I Hate NY #6: What the Heck Happened to me?
If you are reading this, then chances are you may have heard that something is wrong with me or that something happened or I was in the hospital, or I'm dead or I have syphilis or something. Fortunately all those things are true and I am writing this from beyond the grave with one amputated leg.
But really, what is wrong with me? I get asked this question with some frequency and I have to admit that despite my eagerness to talk about myself and have people listen to me, the frequency of this occurrence has dimmed my enthusiasm for the telling of the tell somewhat.
For a while when people would ask me what was wrong, I would refer them to my facebook profile and ask them go through the tedious process of reading everything that I or my friends and acquaintances wrote online, or they would press me and then I would give them a short answer.
So I decided that the time had come once and for all to tell the tale of woe and uncertainty that has befallen me.
In order to tell it properly I have decided to start from the relative beginning so to speak.
And hopefully when you arrive at the end you will decide for yourself whether or not it was a tale worth reading.
Having invested this much of your time reading between white spaces on a monitor shouldn't you go ahead and find out what happens?
Ahem.
12 years ago I was driving to church and eating some leftover chicken broth that my mother had given me when I suddenly and quite violently felt the immediate urge to pull over the car and projectile vomit. I barely got the door open before the spray began. Thinking nothing of it, I kept on my path feeling very queasy. I prided myself on the fact that once church began I only had to walk outside and throw up once.
At this point I was a little unnerved because usually when I threw up something I immediately felt better, instead I began to feel weaker and weaker. By the time I got home I was in bad shape, and I sat on the couch unable to sleep the entire night just shaking and shivering all over and going to the bathroom every hour or so and wondering what the heck was going on with me.
At this point some of you are probably wondering why it is that I didn't go see a doctor immediately, and the strange thing is that this thought had not occurred to me at all, nor was it voiced by any members of my immediate family. We just did not go to the hospital for anything. I had been raised by my mother to believe wholeheartedly in the healing power of prayer and God's word and that eating right and natural herbal remedies could take care of anything.

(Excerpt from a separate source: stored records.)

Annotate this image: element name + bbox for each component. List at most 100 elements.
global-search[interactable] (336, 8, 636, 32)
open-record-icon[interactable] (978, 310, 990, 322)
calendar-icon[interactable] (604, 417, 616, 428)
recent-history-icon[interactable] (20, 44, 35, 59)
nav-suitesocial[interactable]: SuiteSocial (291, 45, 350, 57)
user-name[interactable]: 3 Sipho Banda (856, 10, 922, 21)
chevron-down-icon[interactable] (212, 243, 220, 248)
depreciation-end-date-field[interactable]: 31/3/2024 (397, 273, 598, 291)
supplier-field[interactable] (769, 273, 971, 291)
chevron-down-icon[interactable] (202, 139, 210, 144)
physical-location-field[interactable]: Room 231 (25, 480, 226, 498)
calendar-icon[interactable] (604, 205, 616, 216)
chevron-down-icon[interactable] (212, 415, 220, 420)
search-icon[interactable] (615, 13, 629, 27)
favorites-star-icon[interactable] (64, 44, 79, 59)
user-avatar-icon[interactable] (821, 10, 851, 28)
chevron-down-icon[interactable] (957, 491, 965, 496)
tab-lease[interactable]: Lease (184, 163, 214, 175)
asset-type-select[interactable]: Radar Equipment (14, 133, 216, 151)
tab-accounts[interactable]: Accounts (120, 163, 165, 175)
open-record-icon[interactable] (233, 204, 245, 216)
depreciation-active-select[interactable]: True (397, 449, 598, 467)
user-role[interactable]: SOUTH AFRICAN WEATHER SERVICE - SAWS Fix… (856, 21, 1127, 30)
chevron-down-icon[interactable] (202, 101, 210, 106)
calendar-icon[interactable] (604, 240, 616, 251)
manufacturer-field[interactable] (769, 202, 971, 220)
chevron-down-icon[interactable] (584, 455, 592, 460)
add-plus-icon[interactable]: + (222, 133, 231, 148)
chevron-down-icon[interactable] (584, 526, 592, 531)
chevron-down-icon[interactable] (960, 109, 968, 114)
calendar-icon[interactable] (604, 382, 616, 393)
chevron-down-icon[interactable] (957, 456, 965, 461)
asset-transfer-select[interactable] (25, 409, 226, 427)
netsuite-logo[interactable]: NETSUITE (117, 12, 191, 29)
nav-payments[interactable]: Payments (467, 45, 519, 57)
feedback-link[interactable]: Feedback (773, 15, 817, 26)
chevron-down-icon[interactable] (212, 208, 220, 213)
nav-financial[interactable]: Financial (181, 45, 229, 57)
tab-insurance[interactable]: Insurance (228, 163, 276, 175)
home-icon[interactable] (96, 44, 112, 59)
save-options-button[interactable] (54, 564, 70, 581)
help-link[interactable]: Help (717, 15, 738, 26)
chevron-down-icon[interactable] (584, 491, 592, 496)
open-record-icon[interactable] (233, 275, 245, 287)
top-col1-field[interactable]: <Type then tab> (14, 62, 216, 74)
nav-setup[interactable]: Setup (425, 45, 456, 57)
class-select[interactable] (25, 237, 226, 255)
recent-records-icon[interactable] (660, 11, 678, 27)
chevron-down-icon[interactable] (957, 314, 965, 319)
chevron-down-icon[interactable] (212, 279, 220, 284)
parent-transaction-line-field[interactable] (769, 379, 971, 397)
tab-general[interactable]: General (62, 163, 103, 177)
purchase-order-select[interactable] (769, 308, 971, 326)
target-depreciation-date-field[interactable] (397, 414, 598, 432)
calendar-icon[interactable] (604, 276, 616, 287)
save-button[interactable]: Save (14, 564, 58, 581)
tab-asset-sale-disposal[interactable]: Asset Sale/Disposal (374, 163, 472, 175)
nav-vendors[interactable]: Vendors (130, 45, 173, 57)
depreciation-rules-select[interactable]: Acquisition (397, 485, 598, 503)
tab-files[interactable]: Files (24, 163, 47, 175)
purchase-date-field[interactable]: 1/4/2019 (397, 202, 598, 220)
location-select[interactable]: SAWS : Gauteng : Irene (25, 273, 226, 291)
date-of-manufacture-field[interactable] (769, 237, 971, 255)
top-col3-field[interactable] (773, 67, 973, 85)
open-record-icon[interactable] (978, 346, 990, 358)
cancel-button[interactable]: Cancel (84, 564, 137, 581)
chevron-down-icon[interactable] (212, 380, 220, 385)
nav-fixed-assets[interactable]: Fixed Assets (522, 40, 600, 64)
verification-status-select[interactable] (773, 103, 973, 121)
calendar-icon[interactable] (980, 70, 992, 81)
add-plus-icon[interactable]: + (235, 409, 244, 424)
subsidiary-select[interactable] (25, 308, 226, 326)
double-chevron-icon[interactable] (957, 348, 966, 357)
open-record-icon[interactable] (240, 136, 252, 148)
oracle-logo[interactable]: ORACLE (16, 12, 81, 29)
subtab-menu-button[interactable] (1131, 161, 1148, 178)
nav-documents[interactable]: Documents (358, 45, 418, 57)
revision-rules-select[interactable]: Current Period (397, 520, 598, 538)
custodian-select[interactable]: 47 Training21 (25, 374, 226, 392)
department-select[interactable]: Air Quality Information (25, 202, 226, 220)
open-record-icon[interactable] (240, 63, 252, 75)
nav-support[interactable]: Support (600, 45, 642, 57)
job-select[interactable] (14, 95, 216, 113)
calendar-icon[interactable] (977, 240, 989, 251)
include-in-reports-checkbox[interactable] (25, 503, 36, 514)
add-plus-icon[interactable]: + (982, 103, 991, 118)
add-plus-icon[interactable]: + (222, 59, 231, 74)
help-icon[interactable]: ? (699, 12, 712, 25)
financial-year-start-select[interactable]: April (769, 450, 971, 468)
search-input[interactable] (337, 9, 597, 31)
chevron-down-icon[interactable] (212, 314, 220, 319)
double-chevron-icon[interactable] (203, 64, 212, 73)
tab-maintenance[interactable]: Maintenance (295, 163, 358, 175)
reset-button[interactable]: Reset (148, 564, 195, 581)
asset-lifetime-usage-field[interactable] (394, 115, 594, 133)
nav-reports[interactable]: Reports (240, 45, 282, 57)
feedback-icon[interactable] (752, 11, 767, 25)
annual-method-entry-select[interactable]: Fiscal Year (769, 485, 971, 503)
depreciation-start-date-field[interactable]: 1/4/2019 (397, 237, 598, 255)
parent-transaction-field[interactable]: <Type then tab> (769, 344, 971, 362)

While I still believe strongly in those things, I also know that if you break your arm God doesn't want you to believe in faith that it is healed and then not go see a doctor.
I continued to not see the doctor for the next 10 years and once or twice a year I would have mild to severe stomach pains that seemed to be brought on by food.
I didn't have insurance or a lot of money and didn't want to burden my parents, so other than one exploratory visit to the doctor, I didn't seek any professional care for what was very clearly a nagging problem that I was in some stage of denial about.
Eventually after years of cajoling by my father and younger sisters, I took some dramatic steps which led to a colonoscopy that determined that I had chrohns disease. My doctor wanted to administer Remicade to me and told me that I would need to be on the drug for the rest of my life in order to put the disease into remission. Despite all that had happened for 10 years I was scared off by the possible cost and side effects which my mother repeatedly highlighted for me lest I forget.
Until finally on the night of December 19th 2010 I woke up at 11pm and my stomach felt like it was on fire and I had some difficulty breathing. Just like before I was unable to sleep all night, however this time it did not go away the next day. I still remained convinced that I would be fine and when a casting agent called that night to offer me the role of stand in the next day for Kiefer Sutherland I took it, hoping and praying that I would be okay the next morning.
I was not.
I stayed up on my lazy boy managing to sleep, or something akin to it for an hour or so at a time until 7 am when it was time to go to work. I struggled mightily getting dressed and was barely able to eat anything, for fear that I would throw it up immediately.
When I arrived on set I was asked if I was feeling okay. I told them that I wasn't, but as a stand in, my job mainly consisted of just sitting or standing all day which I assured I could still do just fine even in my weakened state.
She sent me home immediately and finally at this point I made a visit to see a doctor.
He took one look at me and my pulse rate and told me that I was a very brave man and he was going to give me 2 options. Did I want to take a cab to the hospital or did I want to have an ambulance take me there.
At that point I realized I was going down and opted for the ambulance ride just for the experience.
In the interest of time and of me getting to my Superbowl party on time I'm going to wrap this up.
Basically my stomach exploded and infection was leaking all over the place. The doctors were unable to operate beyond vacuuming up all the infection, sticking 3 drain tubes into me to remove more infection and bypassing my colon and giving me an ostomy bag to poop out of.
More story to come! Don't worry, I'm going to be okay I promise!